The coronavirus pandemic has most of the world scrambling to find the new normal. Courts, judges and lawyers are working to determine what is “essential” vs. “non-essential” and how to try to keep the justice system moving while maintaining public safety.
One type of civil case that typically moves quickly is eviction or landlord/tenant actions. Most landlord/tenant actions are residential and involve the issue of possession. Possession is whether the tenant gets to continue to live in the unit or whether they need to vacate. Many landlord/tenant actions also involve a money component whereby the landlord is suing the tenant for past due rent, late fees, reimbursement for utilities or for damage to the unit. Often the courts require tenants to pay the disputed rent into court while the landlord/tenant action is moving through the court system.
The Pennsylvania Supreme Court entered an Order on March 18, 2020 declaring a state of emergency and basically closing down the courts until at least April 3, 2020. [i] Courts remain open and available to hear essential and emergency matters. The Supreme Court provided some clarification on what is deemed essential, none of which categories include landlord/tenant cases. To the contrary, the Supreme Court declared that all “evictions” “ejectments” and “displacement from a residence based upon failure to make a rent, loan or similar payment” are postponed. This directive prevents officials, officers or persons employed by the judiciary from acting on existing orders granting possession to someone other than the person residing in the unit. Landlords are not able to execute – or act on – an existing order of possession until at least April 6, 2020. This might mean that landlords who thought they were near the end of the road on the eviction process are now prevented from obtaining possession of units from nonpaying or defaulting tenants. If a landlord has an order of possession, then they already won the case against the tenant and all appeal periods have passed. The Supreme Court’s Order speaks to its reasoning for this unprecedented stay on evictions. Specifically, the Court stated that it “is aware that the economic consequences of the COVID-19 pandemic may cause individuals to suffer a loss of income, which in turn may delay rent payments, mortgage-loan payments, or the like…”

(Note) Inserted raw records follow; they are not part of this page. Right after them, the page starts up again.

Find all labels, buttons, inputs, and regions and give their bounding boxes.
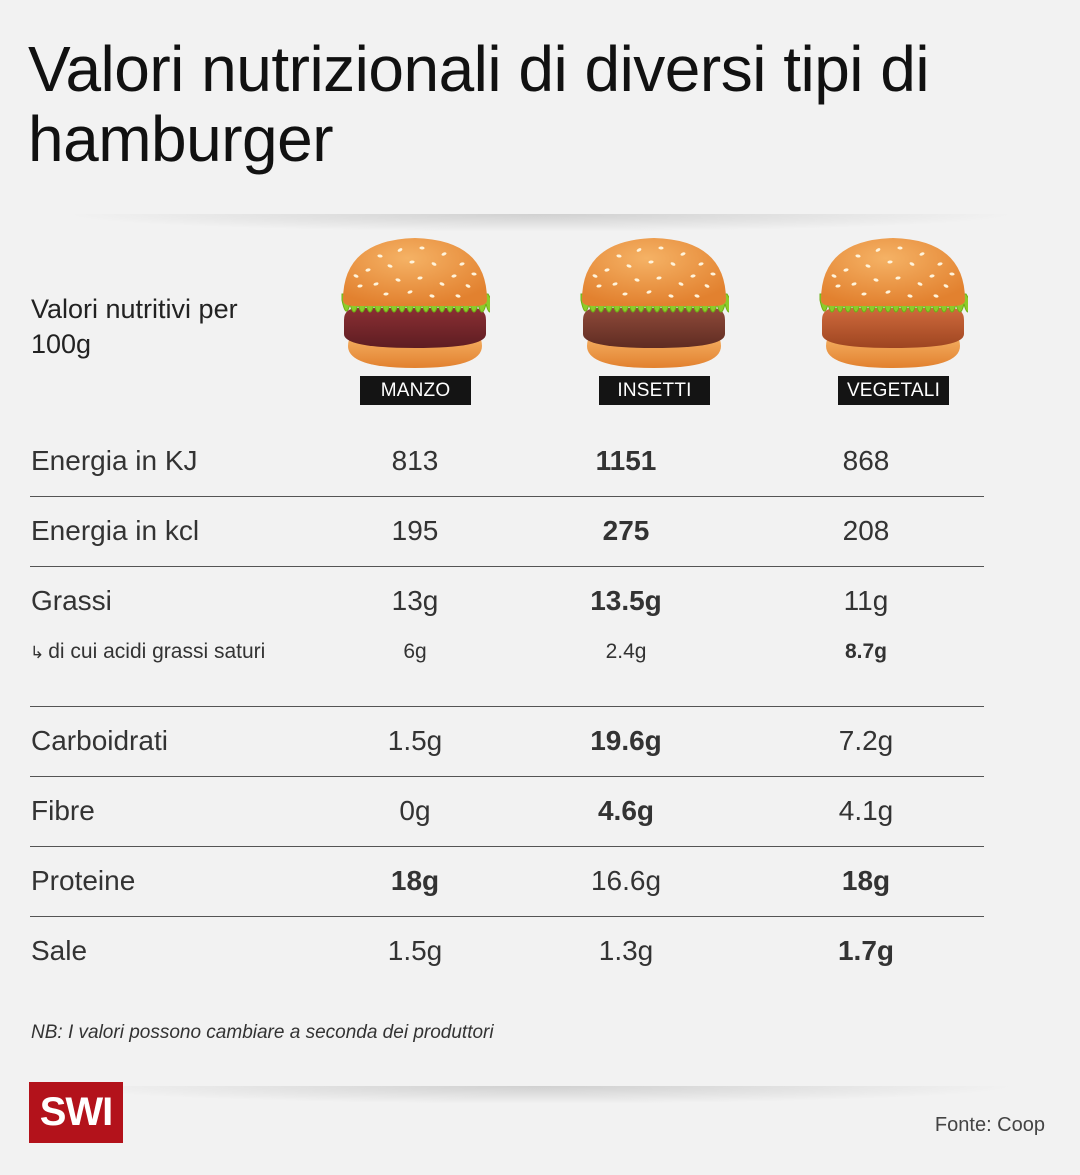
value-cell-vegetali: 1.7g — [837, 935, 895, 967]
divider-bottom — [60, 1086, 1020, 1104]
row-label-text: Proteine — [31, 865, 136, 896]
row-label: Grassi — [30, 566, 326, 636]
nutrition-table: Energia in KJ 813 1151 868 Energia in kcl 195… — [30, 426, 1050, 986]
value-cell-insetti: 13.5g — [590, 585, 662, 617]
row-label-text: Fibre — [31, 795, 95, 826]
swi-logo: SWI — [29, 1082, 123, 1143]
value-cell-manzo: 18g — [326, 846, 504, 917]
value-cell-insetti: 275 — [504, 496, 748, 567]
value-cell-insetti: 4.6g — [504, 776, 748, 847]
value-cell-insetti: 16.6g — [504, 846, 748, 917]
table-row: Fibre 0g 4.6g 4.1g — [30, 776, 1050, 847]
value-cell-vegetali: 868 — [748, 426, 984, 497]
row-label: Carboidrati — [30, 706, 326, 777]
footnote: NB: I valori possono cambiare a seconda … — [31, 1022, 494, 1043]
column-tag-manzo: MANZO — [360, 376, 471, 405]
burger-vegetable-icon — [818, 234, 968, 374]
row-label: Sale — [30, 916, 326, 986]
value-cell-manzo: 195 — [326, 496, 504, 567]
table-row: Sale 1.5g 1.3g 1.7g — [30, 916, 1050, 986]
value-cell-insetti: 19.6g — [504, 706, 748, 777]
value-cell-vegetali: 8.7g — [748, 636, 984, 707]
value-cell-manzo: 6g — [326, 636, 504, 707]
burger-beef-icon — [340, 234, 490, 374]
source-credit: Fonte: Coop — [934, 1114, 1045, 1136]
row-label: Energia in KJ — [30, 426, 326, 497]
value-cell-vegetali: 11g — [843, 585, 889, 617]
row-label-text: di cui acidi grassi saturi — [48, 640, 266, 663]
column-tag-vegetali: VEGETALI — [838, 376, 949, 405]
table-row: Grassi 13g 13.5g 11g — [30, 566, 1050, 636]
page-title: Valori nutrizionali di diversi tipi di h… — [28, 33, 930, 175]
row-label: Proteine — [30, 846, 326, 917]
value-cell-vegetali: 7.2g — [748, 706, 984, 777]
burger-insect-icon — [579, 234, 729, 374]
value-cell-manzo: 1.5g — [387, 935, 443, 967]
value-cell-vegetali: 18g — [748, 846, 984, 917]
divider-top — [60, 214, 1020, 232]
value-cell-manzo: 1.5g — [326, 706, 504, 777]
table-row: Energia in KJ 813 1151 868 — [30, 426, 1050, 497]
table-row: ↳ di cui acidi grassi saturi 6g 2.4g 8.7g — [30, 636, 1050, 707]
row-label-text: Energia in kcl — [31, 515, 200, 546]
value-cell-insetti: 1151 — [504, 426, 748, 497]
table-header-label: Valori nutritivi per 100g — [31, 294, 238, 359]
value-cell-vegetali: 208 — [748, 496, 984, 567]
row-label: Fibre — [30, 776, 326, 847]
column-tag-insetti: INSETTI — [599, 376, 710, 405]
value-cell-manzo: 813 — [326, 426, 504, 497]
value-cell-insetti: 1.3g — [598, 935, 654, 967]
row-label-text: Energia in KJ — [31, 444, 198, 476]
value-cell-manzo: 13g — [391, 585, 439, 617]
value-cell-manzo: 0g — [326, 776, 504, 847]
value-cell-insetti: 2.4g — [504, 636, 748, 707]
row-label-text: Grassi — [31, 585, 112, 617]
row-label: Energia in kcl — [30, 496, 326, 567]
table-row: Proteine 18g 16.6g 18g — [30, 846, 1050, 917]
sub-row-label: ↳ di cui acidi grassi saturi — [30, 636, 326, 707]
row-label-text: Carboidrati — [31, 725, 168, 756]
row-label-text: Sale — [31, 935, 88, 967]
table-row: Energia in kcl 195 275 208 — [30, 496, 1050, 567]
table-row: Carboidrati 1.5g 19.6g 7.2g — [30, 706, 1050, 777]
sub-arrow-icon: ↳ — [30, 643, 45, 662]
value-cell-vegetali: 4.1g — [748, 776, 984, 847]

In addition to staying (i.e. temporarily stopping) execution on orders of possession, the Supreme Court also granted a broad extension for any papers/filings/pleadings that are due to be filed between yesterday and April 3rd. If papers/pleadings are filed by April 6th, they will be considered timely (this deadline is subject to change by further order of court). Presumably, that means that no parties to a landlord/tenant action need to file an appeal from the magistrate, a complaint, a response to a complaint or an appeal from arbitration until at least April 6th. This will substantially slow the pace of landlord/tenant cases and tenants hoping to delay having to vacate a unit may benefit from these court ordered stays. Notably, the Supreme Court did not specifically delay the deadlines for payments and one can assume that all rent payments due to be paid into court are still due when they were originally due. However, the Supreme Court did specify that all time calculations are suspended. It seems that even though a tenant’s deadline for paying rent into court remains in place, there may not be much, if anything, a landlord can do if the tenant fails to make the required payments until April 6th.
Each county in Pennsylvania has likely entered an Order that supplements, or further clarifies, how things are going to work temporarily in that county. In Allegheny County, President Judge Clark entered an Order on March 19, 2020 consistent with the Supreme Court’s Order. See that order here: http://www.acba.org/Portals/0/pdf/031820EmergencyOperationsOrder.pdf. Allegheny County severely limited the types of civil motions that will be heard by the Court during the state of emergency. Interestingly, one type of motion that is specifically listed as the type that can be presented is “motions relating to public health concerns, such as the taking of residential property, ejectment, eviction and other public health concerns involving immediate and irreparable harm.” It is not clear what would lead to such a concern but that exception does exist should a party to a landlord/tenant action need immediate judicial intervention in Allegheny County.